C has a simple memory model. Blocks of memory are organized as a sequence of bytes which can be manipulated individually or in contiguous groups. Each byte of memory has an address. The basic unit of storage is the 8-bit byte, and it is usually safe to assume that a char is exactly one byte.

An address is stored in a pointer. This is an
unsigned int.

Each datatype requires one or more bytes to store its value. Typically a character requires one byte (for the moment, but there are cases when you need more, for instance Japanese and Chinese Characters), an integer usually uses between 2 and 8 bytes, and so on. Thus not every byte address is a legitimate address of a data object (and this is true in all computers).

An example:

A pointer, p, to an integer data object, a, whose value is 19 is declared as follows:

int a = 19;
int* p = &a;

Arrays and Pointers

An array name is really a pointer, it points to the first element of the array

For example:

int a[100];
int* pa;

pa = a;

Both pa and a point to the first element of the array of 100 integers. Thus both the following reference the same array element (the i'th element):

a[i] and *(pa+i)

The expression pa+i takes the value of the pointer pa and adds i elements to it. Thus pa+i points to the i'th element of the array a.

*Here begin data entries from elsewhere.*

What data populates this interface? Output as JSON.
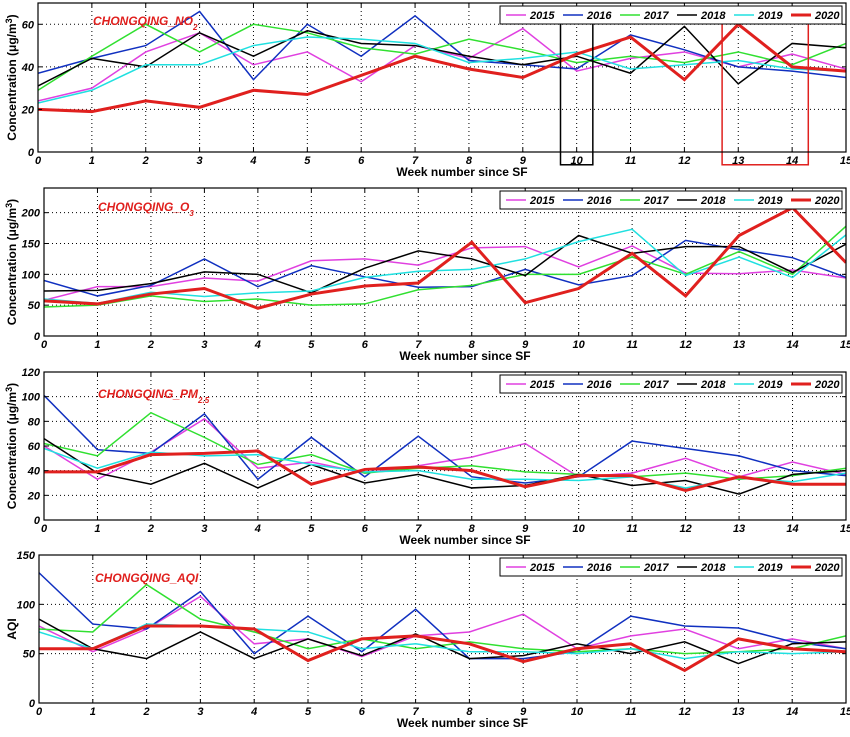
{
  "chart_data": [
    {
      "type": "line",
      "id": "no2",
      "title": "CHONGQING_NO",
      "title_sub": "2",
      "ylabel_main": "Concentration (",
      "ylabel_unit": "μg/m",
      "ylabel_sup": "3",
      "ylabel_end": ")",
      "xlabel": "Week number since SF",
      "xlim": [
        0,
        15
      ],
      "ylim": [
        0,
        70
      ],
      "yticks": [
        0,
        20,
        40,
        60
      ],
      "xticks": [
        0,
        1,
        2,
        3,
        4,
        5,
        6,
        7,
        8,
        9,
        10,
        11,
        12,
        13,
        14,
        15
      ],
      "grid": true,
      "legend_position": "top-right",
      "boxes": [
        {
          "x0": 9.7,
          "x1": 10.3,
          "y0": -6,
          "y1": 65,
          "color": "#000000"
        },
        {
          "x0": 12.7,
          "x1": 14.3,
          "y0": -6,
          "y1": 65,
          "color": "#e0201e"
        }
      ],
      "series": [
        {
          "name": "2015",
          "color": "#e040e0",
          "values": [
            24,
            30,
            47,
            56,
            41,
            47,
            33,
            50,
            44,
            58,
            38,
            44,
            47,
            40,
            46,
            39
          ]
        },
        {
          "name": "2016",
          "color": "#1030c0",
          "values": [
            37,
            44,
            50,
            66,
            34,
            60,
            45,
            64,
            43,
            41,
            39,
            55,
            48,
            40,
            38,
            35
          ]
        },
        {
          "name": "2017",
          "color": "#30e030",
          "values": [
            29,
            45,
            60,
            47,
            60,
            56,
            49,
            46,
            53,
            48,
            42,
            45,
            42,
            47,
            41,
            51
          ]
        },
        {
          "name": "2018",
          "color": "#000000",
          "values": [
            31,
            44,
            40,
            56,
            45,
            57,
            51,
            50,
            45,
            41,
            45,
            37,
            59,
            32,
            51,
            49
          ]
        },
        {
          "name": "2019",
          "color": "#20e0e0",
          "values": [
            23,
            29,
            41,
            41,
            50,
            54,
            53,
            51,
            42,
            44,
            47,
            39,
            41,
            43,
            39,
            38
          ]
        },
        {
          "name": "2020",
          "color": "#e0201e",
          "values": [
            20,
            19,
            24,
            21,
            29,
            27,
            36,
            45,
            39,
            35,
            46,
            54,
            34,
            60,
            40,
            38
          ],
          "bold": true
        }
      ]
    },
    {
      "type": "line",
      "id": "o3",
      "title": "CHONGQING_O",
      "title_sub": "3",
      "ylabel_main": "Concentration (",
      "ylabel_unit": "μg/m",
      "ylabel_sup": "3",
      "ylabel_end": ")",
      "xlabel": "Week number since SF",
      "xlim": [
        0,
        15
      ],
      "ylim": [
        0,
        240
      ],
      "yticks": [
        0,
        50,
        100,
        150,
        200
      ],
      "xticks": [
        0,
        1,
        2,
        3,
        4,
        5,
        6,
        7,
        8,
        9,
        10,
        11,
        12,
        13,
        14,
        15
      ],
      "grid": true,
      "legend_position": "top-right",
      "series": [
        {
          "name": "2015",
          "color": "#e040e0",
          "values": [
            58,
            80,
            80,
            94,
            89,
            122,
            125,
            115,
            143,
            145,
            112,
            146,
            102,
            101,
            107,
            94
          ]
        },
        {
          "name": "2016",
          "color": "#1030c0",
          "values": [
            90,
            65,
            82,
            125,
            80,
            114,
            96,
            79,
            80,
            108,
            83,
            98,
            155,
            140,
            127,
            95
          ]
        },
        {
          "name": "2017",
          "color": "#30e030",
          "values": [
            47,
            50,
            65,
            56,
            60,
            50,
            52,
            75,
            82,
            100,
            100,
            128,
            100,
            137,
            100,
            178
          ]
        },
        {
          "name": "2018",
          "color": "#000000",
          "values": [
            73,
            74,
            85,
            104,
            100,
            70,
            110,
            138,
            125,
            98,
            163,
            134,
            145,
            145,
            103,
            149
          ]
        },
        {
          "name": "2019",
          "color": "#20e0e0",
          "values": [
            60,
            53,
            71,
            64,
            70,
            73,
            95,
            105,
            108,
            125,
            153,
            173,
            98,
            128,
            95,
            164
          ]
        },
        {
          "name": "2020",
          "color": "#e0201e",
          "values": [
            57,
            52,
            68,
            77,
            45,
            68,
            81,
            86,
            152,
            54,
            77,
            134,
            65,
            163,
            208,
            119
          ],
          "bold": true
        }
      ]
    },
    {
      "type": "line",
      "id": "pm25",
      "title": "CHONGQING_PM",
      "title_sub": "2.5",
      "ylabel_main": "Concentration (",
      "ylabel_unit": "μg/m",
      "ylabel_sup": "3",
      "ylabel_end": ")",
      "xlabel": "Week number since SF",
      "xlim": [
        0,
        15
      ],
      "ylim": [
        0,
        120
      ],
      "yticks": [
        0,
        20,
        40,
        60,
        80,
        100,
        120
      ],
      "xticks": [
        0,
        1,
        2,
        3,
        4,
        5,
        6,
        7,
        8,
        9,
        10,
        11,
        12,
        13,
        14,
        15
      ],
      "grid": true,
      "legend_position": "top-right",
      "series": [
        {
          "name": "2015",
          "color": "#e040e0",
          "values": [
            60,
            33,
            55,
            82,
            42,
            47,
            38,
            44,
            51,
            62,
            35,
            38,
            50,
            35,
            47,
            37
          ]
        },
        {
          "name": "2016",
          "color": "#1030c0",
          "values": [
            101,
            57,
            54,
            86,
            33,
            67,
            35,
            68,
            35,
            30,
            35,
            64,
            58,
            52,
            40,
            36
          ]
        },
        {
          "name": "2017",
          "color": "#30e030",
          "values": [
            62,
            52,
            87,
            67,
            45,
            53,
            38,
            42,
            44,
            39,
            37,
            35,
            38,
            33,
            36,
            42
          ]
        },
        {
          "name": "2018",
          "color": "#000000",
          "values": [
            66,
            38,
            29,
            46,
            26,
            45,
            30,
            37,
            26,
            28,
            37,
            28,
            32,
            21,
            37,
            40
          ]
        },
        {
          "name": "2019",
          "color": "#20e0e0",
          "values": [
            58,
            42,
            55,
            52,
            53,
            45,
            39,
            40,
            33,
            33,
            32,
            35,
            26,
            34,
            31,
            38
          ]
        },
        {
          "name": "2020",
          "color": "#e0201e",
          "values": [
            39,
            39,
            53,
            54,
            56,
            29,
            41,
            43,
            40,
            27,
            36,
            36,
            24,
            35,
            29,
            29
          ],
          "bold": true
        }
      ]
    },
    {
      "type": "line",
      "id": "aqi",
      "title": "CHONGQING_AQI",
      "title_sub": "",
      "ylabel_main": "AQI",
      "ylabel_unit": "",
      "ylabel_sup": "",
      "ylabel_end": "",
      "xlabel": "Week number since SF",
      "xlim": [
        0,
        15
      ],
      "ylim": [
        0,
        150
      ],
      "yticks": [
        0,
        50,
        100,
        150
      ],
      "xticks": [
        0,
        1,
        2,
        3,
        4,
        5,
        6,
        7,
        8,
        9,
        10,
        11,
        12,
        13,
        14,
        15
      ],
      "grid": true,
      "legend_position": "top-right",
      "series": [
        {
          "name": "2015",
          "color": "#e040e0",
          "values": [
            78,
            52,
            75,
            108,
            60,
            65,
            47,
            68,
            72,
            90,
            55,
            68,
            75,
            55,
            65,
            55
          ]
        },
        {
          "name": "2016",
          "color": "#1030c0",
          "values": [
            132,
            80,
            75,
            113,
            50,
            88,
            52,
            95,
            45,
            45,
            52,
            88,
            78,
            76,
            62,
            55
          ]
        },
        {
          "name": "2017",
          "color": "#30e030",
          "values": [
            75,
            72,
            120,
            85,
            72,
            55,
            65,
            55,
            62,
            55,
            52,
            55,
            50,
            52,
            55,
            68
          ]
        },
        {
          "name": "2018",
          "color": "#000000",
          "values": [
            85,
            55,
            45,
            72,
            45,
            65,
            48,
            70,
            45,
            48,
            60,
            50,
            62,
            40,
            60,
            62
          ]
        },
        {
          "name": "2019",
          "color": "#20e0e0",
          "values": [
            72,
            55,
            80,
            78,
            75,
            72,
            55,
            60,
            52,
            52,
            50,
            55,
            45,
            52,
            50,
            52
          ]
        },
        {
          "name": "2020",
          "color": "#e0201e",
          "values": [
            55,
            55,
            78,
            78,
            75,
            43,
            65,
            68,
            60,
            42,
            55,
            60,
            33,
            65,
            55,
            52
          ],
          "bold": true
        }
      ]
    }
  ]
}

The * operator treats its operand as a pointer and retrieves the value at that address, thus *(pa+i) first computes the address of element i in array a, and then retrieves its value

The & operator is used to compute the address of a variable, for example

pa = &a[2];

stores the address of the 2'nd element of a in pa

But the expression

*(pa+2)

will now retrieve the value of a[4]

There is an important distinction between array and pointer declarations.

An array declaration makes space for the whole array.
But a pointer declaration only allocates enough space to store the pointer itself, no storage for the value pointed to is allocated

We can of course have an array of pointers, it is declared in the following way

int* pa[10];

This produces an array containing 10 pointers to integers

The C and Unix Memory Model

Memory is a sequence of bytes, each byte with a specific address. The general large scale organization of memory for a C program running under Unix is as follows:

small addresses

large addresses

When the stack and heap collide you are out of memory.
Static variables remain unaltered between each function call.